My first solution was to write a script that runs rpcinfo -p, extracts the actually assigned port numbers, and updates a firewall rule to let them through. This works, but is fragile and takes some systemd trickery to get the list updated if NFS were to be restarted.

My second solution was to do enough Google searches to find how to set the daemons' ports. This is for OpenSuSE Leap 42.1, but is identical in prior SuSE versions, and forum postings suggest that the same configuration file and variable names are used for the Red Hat family including CentOS, and possibly also Ubuntu. I assigned ports sort of arbitrarily, and added these variables to /etc/sysconfig/nfs:

MOUNTD_PORT="901"
STATD_PORT="9904" (rpc.statd drops privileges and can't use 902)
LOCKD_TCPPORT="903"
LOCKD_UDPPORT="903"

Then these ports were opened in the firewall. An alternative for kernel module lockd is to create /etc/modprobe.d/50-lockd.conf containing options lockd nlm_udpport=903 nlm_tcpport=903.
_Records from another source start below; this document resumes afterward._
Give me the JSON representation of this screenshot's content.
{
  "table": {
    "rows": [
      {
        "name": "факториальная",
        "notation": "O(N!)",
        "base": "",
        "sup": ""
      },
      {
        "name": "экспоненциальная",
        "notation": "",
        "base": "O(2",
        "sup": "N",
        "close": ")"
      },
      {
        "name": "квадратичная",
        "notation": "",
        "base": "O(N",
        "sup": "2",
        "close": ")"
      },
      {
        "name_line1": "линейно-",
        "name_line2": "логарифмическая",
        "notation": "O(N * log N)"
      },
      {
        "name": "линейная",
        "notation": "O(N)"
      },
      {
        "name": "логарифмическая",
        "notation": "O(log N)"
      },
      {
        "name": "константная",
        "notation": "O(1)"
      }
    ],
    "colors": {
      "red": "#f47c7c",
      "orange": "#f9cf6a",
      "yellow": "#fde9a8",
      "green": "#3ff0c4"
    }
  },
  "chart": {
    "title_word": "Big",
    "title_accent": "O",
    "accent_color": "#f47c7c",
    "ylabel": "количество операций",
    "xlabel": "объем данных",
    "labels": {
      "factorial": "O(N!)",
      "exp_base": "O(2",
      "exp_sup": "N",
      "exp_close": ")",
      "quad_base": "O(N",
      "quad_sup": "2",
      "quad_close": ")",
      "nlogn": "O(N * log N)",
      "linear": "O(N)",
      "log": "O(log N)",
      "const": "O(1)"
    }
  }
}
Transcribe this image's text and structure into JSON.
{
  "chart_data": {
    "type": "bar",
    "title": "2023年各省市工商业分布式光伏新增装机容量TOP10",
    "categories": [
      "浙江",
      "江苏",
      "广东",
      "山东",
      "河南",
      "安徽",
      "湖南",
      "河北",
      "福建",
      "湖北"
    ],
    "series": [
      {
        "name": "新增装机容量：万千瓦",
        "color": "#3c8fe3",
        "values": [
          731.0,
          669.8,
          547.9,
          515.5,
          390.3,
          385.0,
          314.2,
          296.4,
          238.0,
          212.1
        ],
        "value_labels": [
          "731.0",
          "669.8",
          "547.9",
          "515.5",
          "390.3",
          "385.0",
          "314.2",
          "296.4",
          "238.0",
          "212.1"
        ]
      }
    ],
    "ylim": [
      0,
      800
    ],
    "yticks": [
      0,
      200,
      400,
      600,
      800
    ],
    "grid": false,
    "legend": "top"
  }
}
Also you need to add the fixed ports (except $STATD_PORT) to /etc/bindresvport.blacklist . When RPC ports are assigned at random, this will prevent your fixed ports from being used. Other services, like CUPS, also need to be in this file.

User Mapping

In NFS the server relies on the client's operating system (running as root) to not be hacked and to honestly report which user is trying to access the exported files, so the server can use normal access control methods like mode bits and POSIX ACLs. For protocol versions 3 and earlier the client reports a numerical UID, which therefore has to be in sync between the client and the server. The biggest can of worms with NFS version 4 is user mapping: the client's alphabetic loginID is sent to the server. So the loginIDs still have to be in sync, but not the UIDs; the server maps the loginID to a UID in its own way.

The main use case where UIDs can't be synced is where the client and server are in different organizations, e.g. client at home, server at work. Of course there's also the problem of syncing the loginIDs, but that is a little easier. However, you have a security issue: if the client is controlled by other than the server's organization, its sysop can configure whatever UID or loginID he pleases, and could steal files to which his organization is not entitled. So the server's sysop usually refuses to export to clients not under its control, i.e. expected to dishonestly report the UID or loginID.

Work to home mounting is requested frequently, and Microsoft Windows can handle it: the client gets a Kerberos ticket for the server's realm by giving the foreign loginID and password. But unfortunately in the NFSv4 implementation in Linux, user mapping has turned out (for me) to not be reliable: the map daemon at random times gets into a mode where it maps all the users to nobody, and you have to reboot the server to recover; restarting all the daemons is not sufficient, nor is it effective to signal the kernel to clear its ID map cache.

Also on my home net but not at work, when I use NFSv4 the server exports nothing about half the time, then recovers without intervention, whereas NFSv3 never fails. So I have reverted to protocol version 3.

System Monitor

I also wrote system monitor scripts. The one for autofs picks a partner that's up, and checks if /net/$PARTNER/$MTPT can be accessed, i.e. can be mounted. /home is always exported and it has a copy of /etc/exports at toplevel, so the script knows which filesystems to test. The script also checks autofs access from $HOSTNAME, i.e. from itself, and makes sure a bind mount is being used.

The test script for nfs-server picks a partner and uses SSH restricted execution to run itself there. The partner tries to mount each exported filesystem, and if this fails, the script restarts nfs-server.